PagerDuty CEO Jennifer Tejada
PagerDuty
PagerDuty CEO Jennifer Tejada


PagerDuty, whose software helps companies respond quickly when their websites go down, is preparing to hit the public markets.

The company filed its IPO prospectus on Friday, and plans to trade on the New York Stock Exchange under the symbol "PD."

By today's standards, PagerDuty is small for a software company at the time of IPO. The company generated $32.1 million in the quarter that ended Oct. 31, and had a net loss of $15.3 million. And for the year ended Jan. 31, 2018, sales rose 41 percent to $79.6 million.

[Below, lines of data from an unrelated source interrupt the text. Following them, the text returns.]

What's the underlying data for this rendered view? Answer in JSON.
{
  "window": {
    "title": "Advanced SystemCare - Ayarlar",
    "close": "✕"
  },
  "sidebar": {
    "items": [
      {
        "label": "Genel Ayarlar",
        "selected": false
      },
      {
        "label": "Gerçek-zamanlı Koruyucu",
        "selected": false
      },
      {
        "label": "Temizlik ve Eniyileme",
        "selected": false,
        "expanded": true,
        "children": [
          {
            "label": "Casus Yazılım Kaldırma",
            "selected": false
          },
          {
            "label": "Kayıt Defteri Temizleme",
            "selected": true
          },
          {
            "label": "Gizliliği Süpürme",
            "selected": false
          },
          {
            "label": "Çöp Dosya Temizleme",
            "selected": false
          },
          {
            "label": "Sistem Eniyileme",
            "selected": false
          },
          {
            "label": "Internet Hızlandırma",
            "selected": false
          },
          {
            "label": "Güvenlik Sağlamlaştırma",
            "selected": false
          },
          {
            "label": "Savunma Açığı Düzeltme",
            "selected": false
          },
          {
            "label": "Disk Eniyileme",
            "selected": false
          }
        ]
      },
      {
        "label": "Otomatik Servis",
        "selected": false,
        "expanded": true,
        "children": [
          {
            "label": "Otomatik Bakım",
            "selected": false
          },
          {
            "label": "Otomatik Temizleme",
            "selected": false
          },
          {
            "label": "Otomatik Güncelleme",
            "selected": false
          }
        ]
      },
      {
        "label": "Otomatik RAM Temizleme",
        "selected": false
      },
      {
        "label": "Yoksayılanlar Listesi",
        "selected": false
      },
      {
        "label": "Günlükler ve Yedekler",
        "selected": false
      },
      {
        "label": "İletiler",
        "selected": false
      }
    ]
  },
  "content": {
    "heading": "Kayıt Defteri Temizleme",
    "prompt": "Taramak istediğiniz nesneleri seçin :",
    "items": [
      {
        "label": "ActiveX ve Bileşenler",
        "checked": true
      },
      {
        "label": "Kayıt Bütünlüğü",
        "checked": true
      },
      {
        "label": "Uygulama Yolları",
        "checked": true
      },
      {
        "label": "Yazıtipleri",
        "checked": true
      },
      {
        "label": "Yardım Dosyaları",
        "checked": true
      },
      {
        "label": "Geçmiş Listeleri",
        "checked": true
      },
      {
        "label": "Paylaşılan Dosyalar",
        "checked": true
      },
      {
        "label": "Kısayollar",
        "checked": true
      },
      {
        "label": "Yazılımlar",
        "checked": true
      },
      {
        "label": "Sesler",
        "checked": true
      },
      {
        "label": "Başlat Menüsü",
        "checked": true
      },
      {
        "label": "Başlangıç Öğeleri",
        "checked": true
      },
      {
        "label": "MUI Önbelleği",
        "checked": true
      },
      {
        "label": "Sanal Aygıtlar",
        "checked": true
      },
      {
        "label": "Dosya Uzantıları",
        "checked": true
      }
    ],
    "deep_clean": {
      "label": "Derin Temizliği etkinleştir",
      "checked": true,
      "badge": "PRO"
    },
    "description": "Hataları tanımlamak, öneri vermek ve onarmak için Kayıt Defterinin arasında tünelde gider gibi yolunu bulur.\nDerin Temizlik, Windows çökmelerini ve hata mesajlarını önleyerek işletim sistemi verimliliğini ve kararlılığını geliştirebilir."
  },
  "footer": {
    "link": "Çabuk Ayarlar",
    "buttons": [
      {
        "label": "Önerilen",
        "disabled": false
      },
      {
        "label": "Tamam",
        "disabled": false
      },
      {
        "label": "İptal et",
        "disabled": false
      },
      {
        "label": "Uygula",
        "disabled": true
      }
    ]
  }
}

PagerDuty has over 10,000 customer, including, Gap, GE, IBM and Netflix, according to its website. Competitors include Atlassian and Splunk, which have both acquired their way into the market. PagerDuty's software helps technical staff at companies spot problems and respond to incidents such as customer complaints.

Morgan Stanley and J.P. Morgan Chase are among the banks leading the deal. Investors include Accel, Andreessen Horowitz, Baseline Ventures and Bessemer Venture Partners. T. Rowe Price Group led a $90 million investment in PagerDuty in September at a $1.3 billion valuation.

The company was founded in 2009 and is based in San Francisco. Last year several technology companies started trading on the public markets, including Dropbox, DocuSign and Zuora. Lyft filed to go public earlier this month, and Uber, Airbnb, Pinterest and Slack are among other big names that investors could see debut this year.

The filing says PagerDuty is looking to raise as much as $100 million in the IPO.